Another protest was taking place on the first Saturday of Occupy Democracy and it was redirected so that it did not pass Parliament, so as to not give Occupy any more attention.
So why all this, then? Is our country really in that much of a state that people are willing to go and get arrested just to show that we don’t have a true democracy?
Wherever we place ourselves on the political spectrum, we have to admit that our Government doesn’t run on democracy, it runs on money. This means that the interests of the people aren’t served; instead, the interests of big, money-making corporations and big banks and the institutions where politicians work when they’re not being politicians are being served (it is easy to spot which organisations the Government is serving at any given time because those are the ones where the leading ministers work when their term in office comes to an end). Our mainstream media is paid for almost entirely by big companies, meaning that the needs of 99% of the population are not served, as the media and Government work closely to put in charge those people that the big businesses want in charge.

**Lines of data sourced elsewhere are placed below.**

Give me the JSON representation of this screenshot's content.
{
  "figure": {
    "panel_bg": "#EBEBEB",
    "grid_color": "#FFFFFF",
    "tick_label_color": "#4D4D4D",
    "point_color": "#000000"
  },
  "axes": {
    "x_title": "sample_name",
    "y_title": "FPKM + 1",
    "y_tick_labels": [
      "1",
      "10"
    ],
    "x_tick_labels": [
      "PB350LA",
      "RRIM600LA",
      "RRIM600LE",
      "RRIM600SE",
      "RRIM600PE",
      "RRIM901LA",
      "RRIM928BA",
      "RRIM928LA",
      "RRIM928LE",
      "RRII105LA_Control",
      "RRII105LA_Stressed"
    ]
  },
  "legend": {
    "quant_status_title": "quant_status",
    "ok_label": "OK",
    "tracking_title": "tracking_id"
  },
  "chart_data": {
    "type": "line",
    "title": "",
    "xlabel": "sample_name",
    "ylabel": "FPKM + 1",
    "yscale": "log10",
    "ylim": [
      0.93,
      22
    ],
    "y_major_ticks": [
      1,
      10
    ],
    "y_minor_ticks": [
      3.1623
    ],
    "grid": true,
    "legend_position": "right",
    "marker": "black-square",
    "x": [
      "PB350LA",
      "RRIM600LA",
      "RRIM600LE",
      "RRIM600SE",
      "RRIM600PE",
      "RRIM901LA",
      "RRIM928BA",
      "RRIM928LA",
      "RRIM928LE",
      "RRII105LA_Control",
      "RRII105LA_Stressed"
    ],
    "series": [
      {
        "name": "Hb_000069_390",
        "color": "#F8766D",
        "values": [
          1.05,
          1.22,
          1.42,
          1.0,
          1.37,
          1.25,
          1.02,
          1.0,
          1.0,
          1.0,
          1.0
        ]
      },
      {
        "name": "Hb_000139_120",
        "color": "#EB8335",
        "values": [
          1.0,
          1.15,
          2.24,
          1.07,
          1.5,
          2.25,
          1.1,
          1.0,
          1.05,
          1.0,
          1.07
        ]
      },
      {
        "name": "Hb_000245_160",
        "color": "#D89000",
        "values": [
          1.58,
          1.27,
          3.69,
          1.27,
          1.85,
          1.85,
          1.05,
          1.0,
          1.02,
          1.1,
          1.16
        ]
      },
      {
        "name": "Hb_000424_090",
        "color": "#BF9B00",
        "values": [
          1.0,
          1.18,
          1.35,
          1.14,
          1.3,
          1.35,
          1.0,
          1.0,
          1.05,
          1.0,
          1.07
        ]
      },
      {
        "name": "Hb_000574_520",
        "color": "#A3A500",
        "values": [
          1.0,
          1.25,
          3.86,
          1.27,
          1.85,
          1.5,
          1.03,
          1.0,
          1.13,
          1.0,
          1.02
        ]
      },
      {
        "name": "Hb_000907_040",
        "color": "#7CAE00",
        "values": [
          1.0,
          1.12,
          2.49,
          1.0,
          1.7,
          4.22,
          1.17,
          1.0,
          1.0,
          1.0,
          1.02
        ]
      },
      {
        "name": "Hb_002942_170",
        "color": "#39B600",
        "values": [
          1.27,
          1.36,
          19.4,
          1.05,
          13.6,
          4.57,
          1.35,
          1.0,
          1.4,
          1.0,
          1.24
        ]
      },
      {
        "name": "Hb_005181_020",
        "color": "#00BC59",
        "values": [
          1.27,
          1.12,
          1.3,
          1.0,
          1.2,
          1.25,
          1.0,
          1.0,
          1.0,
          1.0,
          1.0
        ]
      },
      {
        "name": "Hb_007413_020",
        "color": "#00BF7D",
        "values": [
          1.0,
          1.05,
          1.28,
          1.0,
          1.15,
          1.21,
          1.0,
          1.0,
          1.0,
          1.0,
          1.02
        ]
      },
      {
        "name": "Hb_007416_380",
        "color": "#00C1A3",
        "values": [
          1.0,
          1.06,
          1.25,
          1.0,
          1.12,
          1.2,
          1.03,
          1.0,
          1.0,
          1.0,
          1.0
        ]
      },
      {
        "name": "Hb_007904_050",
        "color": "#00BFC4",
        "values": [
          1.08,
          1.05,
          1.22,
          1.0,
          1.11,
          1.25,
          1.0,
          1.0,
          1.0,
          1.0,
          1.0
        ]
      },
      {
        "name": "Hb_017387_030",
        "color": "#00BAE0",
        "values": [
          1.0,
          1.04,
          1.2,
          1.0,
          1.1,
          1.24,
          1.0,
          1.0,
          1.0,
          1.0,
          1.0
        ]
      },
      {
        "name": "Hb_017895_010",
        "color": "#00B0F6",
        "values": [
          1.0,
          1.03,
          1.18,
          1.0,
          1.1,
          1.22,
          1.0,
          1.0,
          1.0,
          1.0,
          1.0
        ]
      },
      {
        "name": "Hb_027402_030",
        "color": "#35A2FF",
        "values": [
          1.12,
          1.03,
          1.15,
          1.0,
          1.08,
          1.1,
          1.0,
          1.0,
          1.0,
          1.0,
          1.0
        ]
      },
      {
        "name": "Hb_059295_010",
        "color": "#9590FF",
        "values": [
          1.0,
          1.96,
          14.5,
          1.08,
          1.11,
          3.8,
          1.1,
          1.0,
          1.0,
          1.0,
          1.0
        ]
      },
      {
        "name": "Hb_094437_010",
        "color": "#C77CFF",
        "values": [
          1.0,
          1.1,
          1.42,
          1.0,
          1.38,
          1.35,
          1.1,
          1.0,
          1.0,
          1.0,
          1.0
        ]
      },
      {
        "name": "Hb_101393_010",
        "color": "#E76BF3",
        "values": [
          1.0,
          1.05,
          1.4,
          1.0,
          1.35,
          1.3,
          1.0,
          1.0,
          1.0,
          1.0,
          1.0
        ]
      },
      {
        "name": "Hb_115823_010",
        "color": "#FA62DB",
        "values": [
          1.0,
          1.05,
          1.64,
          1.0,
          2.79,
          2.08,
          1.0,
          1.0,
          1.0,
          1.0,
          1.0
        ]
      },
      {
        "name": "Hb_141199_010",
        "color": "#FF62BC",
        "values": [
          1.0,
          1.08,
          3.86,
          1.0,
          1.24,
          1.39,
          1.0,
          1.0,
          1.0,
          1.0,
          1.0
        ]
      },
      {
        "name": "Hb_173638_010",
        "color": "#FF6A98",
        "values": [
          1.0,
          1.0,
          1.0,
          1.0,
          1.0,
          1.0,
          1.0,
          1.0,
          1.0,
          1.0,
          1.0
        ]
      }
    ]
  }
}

Over the past thirty years, we’ve seen the wages for many flatlining and coming out of sync with inflation, putting many people out of pocket and in difficult positions, whilst bankers take huge bonuses and large companies avoid tax so that the bosses can make as much money as they like whilst their workers get minimum wage, not a living wage. More and more people are forced to choose between heating and eating.
Because of the control of the media by the Government and big companies, many of us don’t know the huge issues that surround housing, education, health etc. Even our voting system is unfair: proportional representation is quite probably the closest thing we have to true democracy - except we don’t have it. It would surely be much fairer to have the number of votes for a party to reflect the number of seats they hold. We are put in a position in which, if you don’t vote for one of the three main parties, your vote becomes void - and you couldn’t fit a piece of paper between the three main parties as they all offer the same thing: cuts to public services.
The way that political parties are funded means that banks directly benefit from financing a certain party’s campaign, then making money out of what they do with their power. For example, when the Tory/Lib Dem Coalition privatized the Royal Mail (which is a whole other debate in itself), close friends of the Conservative Chancellor, George Osborne, made huge amounts of money out of the privatization.
All of this draws me to the conclusion that our country is not a democracy and that only if we stand up to the system and tell those in power that they’re wrong will we get anywhere. The government is not serving us as the people and that needs to change. We need a revolution.